We're not even dependent on that to deliver what we've already, you know, offered out to you today, but that's what's possible.
There was some press in recent weeks on shortages of contrast agent, particularly from your competitors, GE and Bracco.
Yes.
I'm pretty sure that this doesn't impact you at all from a sourcing or product use standpoint, but can you maybe just comment on the market environment and if this has any impact on you?
Yeah. Unfortunately, you're right. It doesn't impact us, but it impacts patients, and it impacts people. Let's just speak to that. This, the GE particular incident is about what they call iodinated contrast agents. It's their products, iohexol, and I can't pronounce the other one, but it starts with io. And these are two products that are used in CT scanning, and their two products happen to be manufactured out of Shanghai exclusively, and Shanghai remains in lockdown. Which comes to, you know, how are the people managing there, which is something we should probably be, you know, concerned about as well.
They're experiencing shortages 'cause they literally can't get their product out of the country, and it's exclusively manufactured and sourced from there. Now that shortage is impacting the United States market. There are some alternatives. Those studies are mostly done stomach and intestinal type studies, so it doesn't. It's not our business. The only other place where it does impact us slightly positively, if at all, is some of those studies might be done for lung CT imaging of the lung. An alternative is to use xenon for lung studies, especially for perfusion imaging. There had been a move away from using xenon during the pandemic because there was fear of transmission of COVID because of inhalation, but you might actually see some reversion back to those types of studies.

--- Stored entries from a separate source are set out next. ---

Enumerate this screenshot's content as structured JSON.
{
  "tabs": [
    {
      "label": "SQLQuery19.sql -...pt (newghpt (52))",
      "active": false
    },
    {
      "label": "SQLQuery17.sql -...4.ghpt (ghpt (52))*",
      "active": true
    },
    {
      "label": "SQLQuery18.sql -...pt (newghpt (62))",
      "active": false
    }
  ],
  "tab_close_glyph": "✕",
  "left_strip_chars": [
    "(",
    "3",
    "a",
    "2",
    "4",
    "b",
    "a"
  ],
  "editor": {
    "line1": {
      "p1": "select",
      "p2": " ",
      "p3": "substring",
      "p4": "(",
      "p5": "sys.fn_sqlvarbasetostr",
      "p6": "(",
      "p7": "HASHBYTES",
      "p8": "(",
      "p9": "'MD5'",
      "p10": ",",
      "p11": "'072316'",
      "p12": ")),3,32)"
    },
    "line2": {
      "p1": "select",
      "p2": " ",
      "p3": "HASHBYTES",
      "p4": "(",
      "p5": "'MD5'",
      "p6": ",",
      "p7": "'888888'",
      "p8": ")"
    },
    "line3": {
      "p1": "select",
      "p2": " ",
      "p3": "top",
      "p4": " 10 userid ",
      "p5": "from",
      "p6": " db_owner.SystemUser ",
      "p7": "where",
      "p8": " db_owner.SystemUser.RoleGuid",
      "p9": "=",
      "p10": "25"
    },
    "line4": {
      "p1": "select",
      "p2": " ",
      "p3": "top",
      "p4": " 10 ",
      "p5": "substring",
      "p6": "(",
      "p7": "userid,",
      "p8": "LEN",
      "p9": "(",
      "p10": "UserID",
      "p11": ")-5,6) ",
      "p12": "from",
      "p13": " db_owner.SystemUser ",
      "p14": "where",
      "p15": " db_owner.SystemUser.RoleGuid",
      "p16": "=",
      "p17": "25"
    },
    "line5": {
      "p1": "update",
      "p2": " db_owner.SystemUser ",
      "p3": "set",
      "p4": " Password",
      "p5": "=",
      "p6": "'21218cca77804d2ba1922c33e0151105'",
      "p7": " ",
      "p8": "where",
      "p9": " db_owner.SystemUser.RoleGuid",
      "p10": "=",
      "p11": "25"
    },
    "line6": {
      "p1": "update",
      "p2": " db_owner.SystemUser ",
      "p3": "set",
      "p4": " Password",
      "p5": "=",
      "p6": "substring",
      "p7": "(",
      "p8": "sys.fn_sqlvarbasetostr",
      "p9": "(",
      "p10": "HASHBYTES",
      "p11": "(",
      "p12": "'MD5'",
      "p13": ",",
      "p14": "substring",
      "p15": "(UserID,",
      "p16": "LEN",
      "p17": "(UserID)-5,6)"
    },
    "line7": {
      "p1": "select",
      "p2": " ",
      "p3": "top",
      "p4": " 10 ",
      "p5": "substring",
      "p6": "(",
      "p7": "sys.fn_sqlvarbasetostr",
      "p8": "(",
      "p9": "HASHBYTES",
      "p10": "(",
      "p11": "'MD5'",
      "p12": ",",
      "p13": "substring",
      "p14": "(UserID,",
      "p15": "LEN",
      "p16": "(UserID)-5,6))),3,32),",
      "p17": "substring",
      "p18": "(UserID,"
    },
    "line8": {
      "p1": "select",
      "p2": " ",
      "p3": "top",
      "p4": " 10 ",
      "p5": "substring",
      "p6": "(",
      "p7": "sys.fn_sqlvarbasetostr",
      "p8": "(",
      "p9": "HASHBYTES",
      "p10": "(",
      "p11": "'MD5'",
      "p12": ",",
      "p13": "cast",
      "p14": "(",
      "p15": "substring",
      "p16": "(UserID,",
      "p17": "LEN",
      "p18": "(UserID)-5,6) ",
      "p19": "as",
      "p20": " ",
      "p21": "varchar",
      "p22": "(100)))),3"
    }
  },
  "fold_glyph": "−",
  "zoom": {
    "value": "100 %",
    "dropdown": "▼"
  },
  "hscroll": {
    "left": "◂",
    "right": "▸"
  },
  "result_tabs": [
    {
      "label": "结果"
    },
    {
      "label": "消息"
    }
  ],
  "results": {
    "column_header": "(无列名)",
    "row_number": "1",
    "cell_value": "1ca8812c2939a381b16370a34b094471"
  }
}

I'm not trying to offer that as any type of, you know, hint on guidance 'cause it would be minimal. More importantly, they need to restore the supply chain for those agents, so they come back into the markets they should be in.
Last one. Sorry. Thanks. The 700 sites that have utilized PYLARIFY, what % of the market is that?
We have not come out publicly, and I know many of you have asked about the number of imaging sites that's made up of both fixed and mobile. There's different numbers because there's many hospitals that don't actually have their own. They have it on Mondays and Tuesdays, and somebody else has it on Thursdays and Fridays. We've not come out and publicly said the percentage. I would say it's a significant penetration of our core customers as we highlighted of the percent of our target academics and our target customer list. We still have more to add. I would point you to the IMV database, which is effectively the book of truth within radiopharmaceuticals for imaging to source those materials.
Okay, that is our final question. We're gonna now enjoy lunch. As I mentioned, we have a whole bunch of other Lantheus folks here who will enjoy it with you. For all of you savvy folks, don't try to ask them tricky questions. They've all been Reg FD trained, and you'll also have a key Lantheus person. Enjoy your conversations with them at lunch, and we'll look forward to it. Thanks, everyone.